Durante la costruzione, a pochi chilometri di distanza dal bacino del Vajont, una frana precipitò in un altro bacino progettato da Semenza, la diga di Pontesei. Gli appelli dei cittadini di Erto e Casso, allarmarti dall’accaduto, rimasero inascoltati. Non vennero presi in considerazione nemmeno dopo il completamento dell’opera, nel 1959, quando continuarono a sostenere di udire strani rumori provenienti dalle montagne.

Diga del Vajont oggi
Foto via Canva

La seconda frana e gli studi successivi

Il 4 novembre 1960 un nuovo evento franoso, più contenuto di quello di Pontesei, colpì il bacino del Vajont e provocò un’onda di 2 metri. Non ci furono danni o vittime perché l’acqua non superò la diga, ma l’evento non sfuggì alla giornalista de L’Unità Tina Merlin, che documentò la frana scrivendo che “per puro caso non c’è stata qualche tragedia”.

Da allora Semenza iniziò ad interpellare geologi, geofisici e ingegneri per valutare il progetto. Tra questi Leopold Muller, ritenuto uno dei maggiori esperti di geomeccanica, che arrivò a sostenere che la velocità della frana poteva essere “comandata” dalla quantità di acqua che era presente nel lago artificiale della diga.
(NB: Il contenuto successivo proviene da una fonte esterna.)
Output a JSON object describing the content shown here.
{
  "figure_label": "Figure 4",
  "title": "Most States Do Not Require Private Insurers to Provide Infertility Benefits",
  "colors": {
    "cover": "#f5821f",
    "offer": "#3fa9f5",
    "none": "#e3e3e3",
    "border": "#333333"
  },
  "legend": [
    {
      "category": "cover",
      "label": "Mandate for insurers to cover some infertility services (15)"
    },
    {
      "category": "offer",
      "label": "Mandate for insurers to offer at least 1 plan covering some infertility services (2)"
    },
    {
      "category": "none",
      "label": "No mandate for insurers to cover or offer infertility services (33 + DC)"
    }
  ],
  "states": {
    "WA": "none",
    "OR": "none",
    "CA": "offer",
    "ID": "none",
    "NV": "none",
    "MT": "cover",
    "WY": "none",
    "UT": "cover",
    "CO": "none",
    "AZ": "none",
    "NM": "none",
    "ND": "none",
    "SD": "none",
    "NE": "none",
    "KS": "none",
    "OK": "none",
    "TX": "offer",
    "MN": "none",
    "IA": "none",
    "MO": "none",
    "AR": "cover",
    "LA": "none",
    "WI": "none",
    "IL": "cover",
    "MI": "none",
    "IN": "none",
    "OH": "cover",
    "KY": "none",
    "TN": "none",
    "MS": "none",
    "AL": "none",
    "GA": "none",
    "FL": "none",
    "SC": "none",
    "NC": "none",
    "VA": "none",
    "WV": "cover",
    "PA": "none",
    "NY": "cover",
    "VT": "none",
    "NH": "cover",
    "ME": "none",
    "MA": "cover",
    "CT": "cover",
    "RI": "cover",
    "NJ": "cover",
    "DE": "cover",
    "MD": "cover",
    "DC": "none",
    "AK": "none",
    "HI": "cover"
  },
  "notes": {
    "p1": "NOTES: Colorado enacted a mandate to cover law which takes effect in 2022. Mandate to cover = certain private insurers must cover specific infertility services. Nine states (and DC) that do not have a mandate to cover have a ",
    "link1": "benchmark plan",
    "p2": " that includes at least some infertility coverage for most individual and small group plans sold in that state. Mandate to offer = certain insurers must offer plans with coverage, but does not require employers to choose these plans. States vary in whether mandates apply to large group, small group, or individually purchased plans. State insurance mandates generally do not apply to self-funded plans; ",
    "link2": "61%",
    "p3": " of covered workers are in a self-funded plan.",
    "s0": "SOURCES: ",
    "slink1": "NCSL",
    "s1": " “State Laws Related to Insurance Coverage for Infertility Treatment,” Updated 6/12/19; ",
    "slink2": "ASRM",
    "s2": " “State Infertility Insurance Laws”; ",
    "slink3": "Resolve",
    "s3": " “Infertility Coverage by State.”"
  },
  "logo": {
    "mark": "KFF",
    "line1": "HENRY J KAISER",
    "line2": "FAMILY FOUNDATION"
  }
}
Più acqua c’era, più la frana si muoveva velocemente: in questo modo sembrava possibile far scivolare l’evento franoso a poco a poco ed evitare un unico crollo improvviso che avrebbe causato danni maggiori. Col senno di poi, non si rivelò una strategia adeguata.

Cosa rimane oggi

Tutte le relazioni tecniche stilate dopo la tragedia del 9 ottobre 1963 dimostrarono che la catastrofe del Vajont era prevedibile e quindi evitabile. Alla fine del processo, che si svolse dal 1968 al 1972, furono condannati Alberico Biadene, un dirigente della SADE, e Francesco Sensidoni, ispettore del Genio Civile. Solo Biadene scontò il carcere. La SADE, invece, fu inglobata da ENEL e Montedison, condannate a risarcire i danni nel 1997.
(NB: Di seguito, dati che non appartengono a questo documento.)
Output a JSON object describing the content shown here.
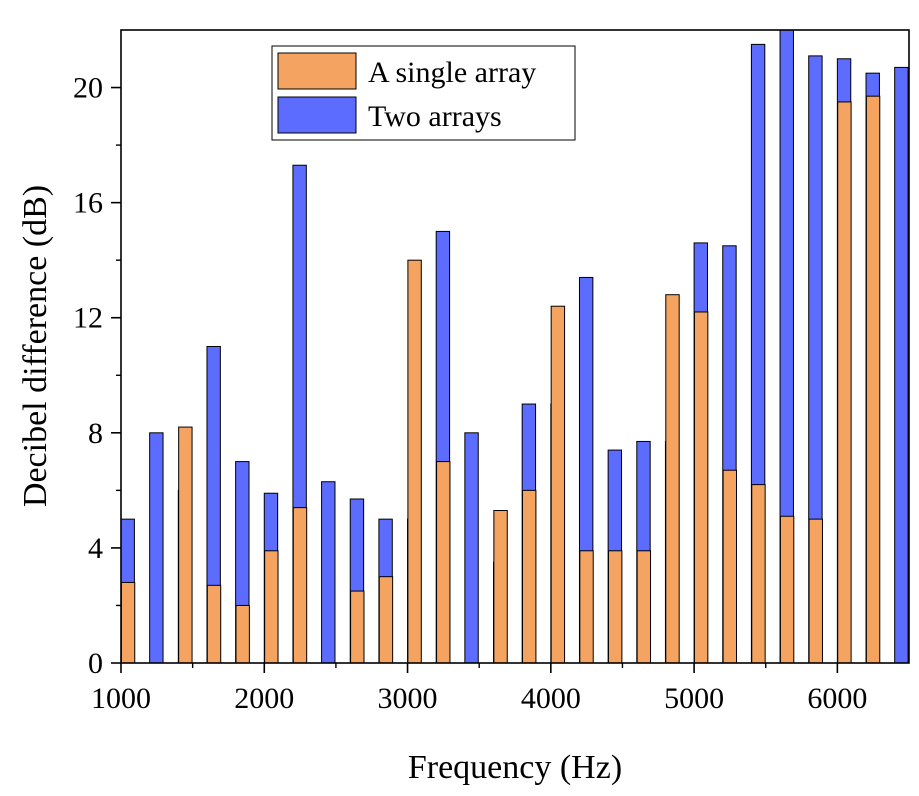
{
  "chart_data": {
    "type": "bar",
    "title": "",
    "xlabel": "Frequency (Hz)",
    "ylabel": "Decibel difference (dB)",
    "xlim": [
      1000,
      6500
    ],
    "ylim": [
      0,
      22
    ],
    "x_ticks": [
      1000,
      2000,
      3000,
      4000,
      5000,
      6000
    ],
    "x_tick_labels": [
      "1000",
      "2000",
      "3000",
      "4000",
      "5000",
      "6000"
    ],
    "y_ticks": [
      0,
      4,
      8,
      12,
      16,
      20
    ],
    "y_tick_labels": [
      "0",
      "4",
      "8",
      "12",
      "16",
      "20"
    ],
    "grid": false,
    "legend": "top-center",
    "categories": [
      1000,
      1200,
      1400,
      1600,
      1800,
      2000,
      2200,
      2400,
      2600,
      2800,
      3000,
      3200,
      3400,
      3600,
      3800,
      4000,
      4200,
      4400,
      4600,
      4800,
      5000,
      5200,
      5400,
      5600,
      5800,
      6000,
      6200,
      6400
    ],
    "series": [
      {
        "name": "A single array",
        "color": "#F4A460",
        "values": [
          0,
          2.8,
          0,
          8.2,
          2.7,
          2.0,
          3.9,
          5.4,
          0,
          2.5,
          3.0,
          14.0,
          7.0,
          0,
          5.3,
          6.0,
          12.4,
          3.9,
          3.9,
          3.9,
          12.8,
          12.2,
          6.7,
          6.2,
          5.1,
          5.0,
          19.5,
          19.7
        ]
      },
      {
        "name": "Two arrays",
        "color": "#5B6CFF",
        "values": [
          5.0,
          8.0,
          6.0,
          11.0,
          7.0,
          5.9,
          17.3,
          6.3,
          5.7,
          5.0,
          5.0,
          15.0,
          8.0,
          3.5,
          9.0,
          9.0,
          13.4,
          7.4,
          7.7,
          7.7,
          14.6,
          14.5,
          21.5,
          22.0,
          21.1,
          21.0,
          20.5,
          20.7
        ]
      }
    ]
  }
}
Ciò di cui abbiamo consapevolezza adesso è che le cause che portarono al disastro del Vajont furono molteplici, naturali e umane. Gli abbondanti rovesci che si erano abbattuti sulla zona in quel periodo accelerarono la frana sul versante settentrionale del monte Toc. In più, due mesi prima della catastrofe, le acque nel bacino artificiale avevano superato il limite di sicurezza fissato a 700 metri s.l.d.m. per volere di SADE in fase di collaudo dell’impianto.

Nella gestione della diga furono compiuti anche numerosi errori di analisi e valutazione del rischio idrogeologico. Certamente le conoscenze del 1963 non erano le stesse che possediamo oggi, ma tragedie come queste ci insegnano a non abbassare mai la guardia e, soprattutto, a fare nostra una strategia di prevenzione capillare sul territorio.

A questo proposito è bene ricordare che, nel 2023, l’International Union of Geological Sciences ha inserito la frana del monte Toc tra i cento geositi più rappresentativi del nostro pianeta. Ciò conferma il significato che il Vajont ha nell’immaginario collettivo. Come ha dichiarato il presidente della Fondazione Vajont Roberto Padrin, infatti, è bene che “la memoria deve andare di pari passo con la diffusione della conoscenza di cosa è stato il Vajont”.

Oggi quello che ci resta della tragedia del Vajont sono la diga, rimasta intatta dopo l’evento franoso, e alcune pagine di cronaca storica tra le più significative del nostro Paese. Come quella di Dino Buzzati, che all’alba del disastro scrisse: “Un sasso è caduto in un bicchiere colmo d’acqua e l’acqua è traboccata sulla tovaglia. Tutto qui. Solo che il bicchiere era alto centinaia di metri e il sasso era grande come una montagna e di sotto, sulla tovaglia, stavano migliaia di creature umane che non potevano difendersi”.